Cuando nos enfrentamos a situaciones imprevistas o que sabemos que nos cuestan, empleamos mucha energía en intentar enmascarar u ocultar nuestros miedos, nuestros defectos o nuestro desconocimiento de tal o cual tema. Recordar, así mismo, los fracasos del pasado, nos resulta doloroso y con frecuencia huimos mentalmente de ello.
Les propongo que practiquen una buena gimnasia mental, que es la de aceptar los defectos y debilidades, así como las meteduras de pata o fracasos de manera benevolente, que en ningún caso quiere decir de manera frívola y simplista.
Casi todos experimentamos en la vida que los fracasos del pasado, mirándolos con los ojos y circunstancias del presente, nos han servido para algo.
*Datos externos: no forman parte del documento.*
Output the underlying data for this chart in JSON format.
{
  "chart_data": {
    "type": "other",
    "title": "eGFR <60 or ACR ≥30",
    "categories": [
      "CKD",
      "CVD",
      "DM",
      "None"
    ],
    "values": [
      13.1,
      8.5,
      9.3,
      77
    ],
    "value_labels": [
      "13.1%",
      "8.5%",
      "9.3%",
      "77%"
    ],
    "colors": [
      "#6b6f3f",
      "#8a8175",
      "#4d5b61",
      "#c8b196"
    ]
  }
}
Aún en las circunstancias más difíciles, es casi imposible no sacar provecho de los sufrimientos del pasado, porque sin duda siempre tienen una doble lectura: la de la frustración y el dolor, pero también la del aprendizaje y la fortaleza.
Todos los esfuerzos que a veces nos empeñamos en desplegar para ocultar nuestros fallos, para disimular o disfrazar nuestras debilidades, no hacen más que conducirnos a un desgaste mental, a la ansiedad e intranquilidad.
Sin embargo, si los aceptamos como parte de la vida, como parte del proceso en el que estamos inmersos del día a día, contribuimos a tomarlos como un aspecto más del devenir diario y, por lo tanto, de ese fluir que tienen que ser los días y las circunstancias concretas que les acompañan.
No revelar nuestras debilidades y defectos es, en realidad, asumir un perfeccionismo inútil que siempre nos frustrará, colocándonos mentalmente en situaciones de mucha tensión, esforzándonos en fingir un respeto y seguridad en nosotros mismos que en realidad no tenemos, porque, si así fuera, no tendríamos ningún problema en mostrarnos imperfectos.
Exponer una debilidad, aceptarla es la única manera de avanzar, no es sumirse en la mediocridad y en la complacencia, sino aceptarse como ser humano y estar dispuesto a seguir trabajando, ejercitándose mentalmente, para mejorar.